SWEDI is based on building OWL models confined within the scope of an experiment (Marshall et al., 2006). OWL enables the linking of small models to form a larger semantic web, hence a ‘bottom up’ approach. This ensures freedom for scientists to compose and extend models to their specific needs, such as, new (hypothetical) concepts that have yet to reach the level of consensus necessary for consortia-managed ontologies. In contrast, OBO models are being built ‘top-down’ by consortia to encompass an extensive number of concepts. Integration could be enhanced through the use of upper-bio-ontologies (Grenon et al., 2004; Rector and Rogers, 2004; Schulz et al., 2006) and the anticipated problems of merging many and divergent personalized frameworks can be circumvented by linking personalized frameworks via upper-bio-ontologies. Upper-bio-ontologies can also facilitate the introduction of new domains to the created formalized computational environment. These upper ontologies increasingly offer guidance on how to categorize new concepts. Careful use of them, and best practices should simplify the alignment of semantic models.

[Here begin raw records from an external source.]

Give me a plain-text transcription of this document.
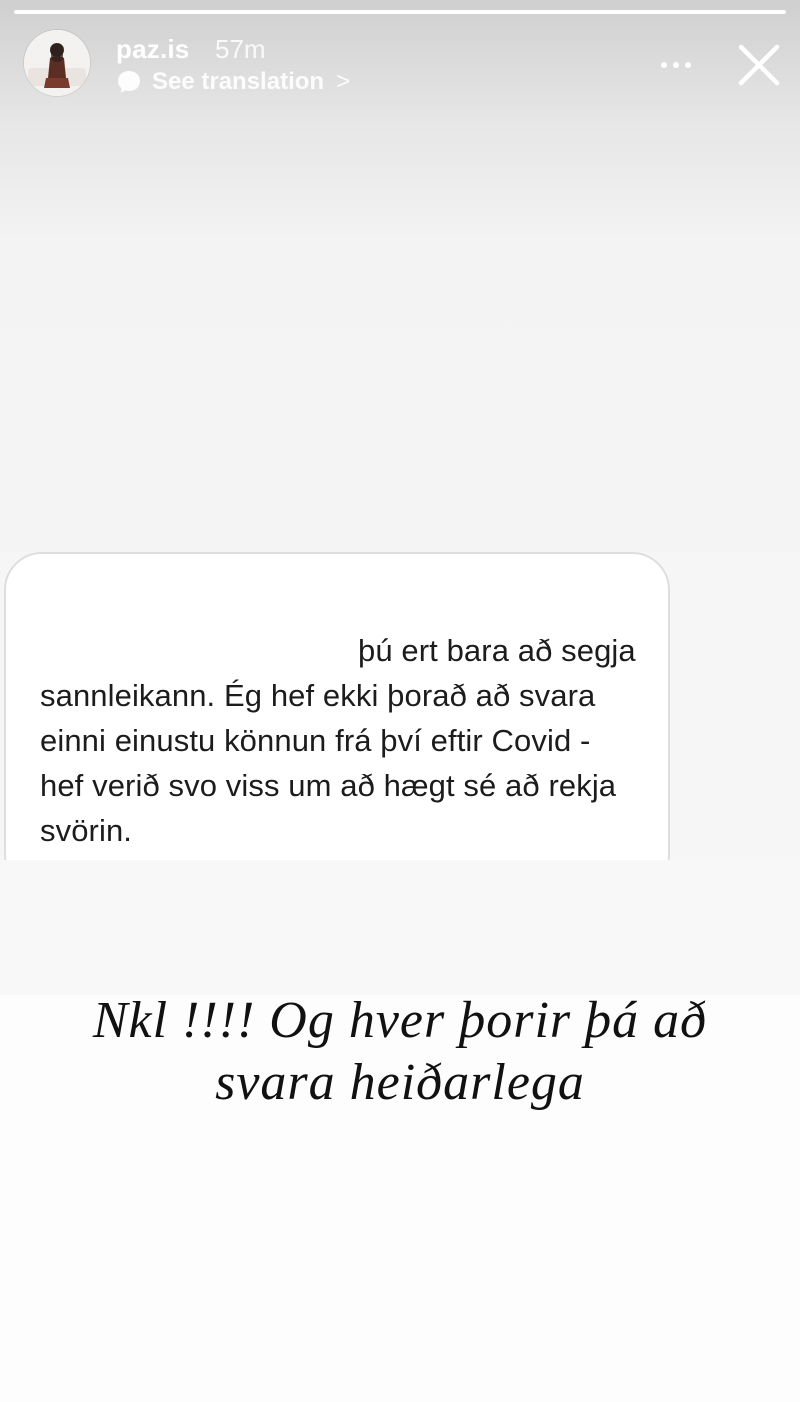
paz.is 57m
See translation >
þú ert bara að segja sannleikann. Ég hef ekki þorað að svara einni einustu könnun frá því eftir Covid - hef verið svo viss um að hægt sé að rekja svörin.
Nkl !!!! Og hver þorir þá að
svara heiðarlega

Altogether our SWEDI approach is a first step towards a formalized computational environment for integrative bioinformatics experimentation. The modular nature of SWEDI in combination with the use of standardized semantic web formats ensures the extendibility and scalability of the approach. SWEDI can either be used to create bottom-up small personal semantic frameworks or (top–down) larger domain semantic frameworks. An important advantage of the use of semantic web repositories compared to relational databases is that their complete (meta)data models (i.e. data schemas) are described in a standardized language, which enhances transparency because they can be visualized and manipulated by nonproprietary tools. These schemas are also referenced by the query so that it is possible to examine any RDF query to discover precisely what it means, i.e. track data provenance. Where RDFS and OWL constructions are used, the corresponding reasoning can be applied to the data schemas, creating opportunities for innovative integrative bioinformatics experimentation. Furthermore, semantic web repositories can flexibly be accessed and modified, because many types of modifications require neither specialized knowledge about repository internals nor risky processes such as table migration. Finally, if upper ontologies and best practices are carefully applied in the smaller personal semantic frameworks, it will be possible to link them together into a functional semantic web.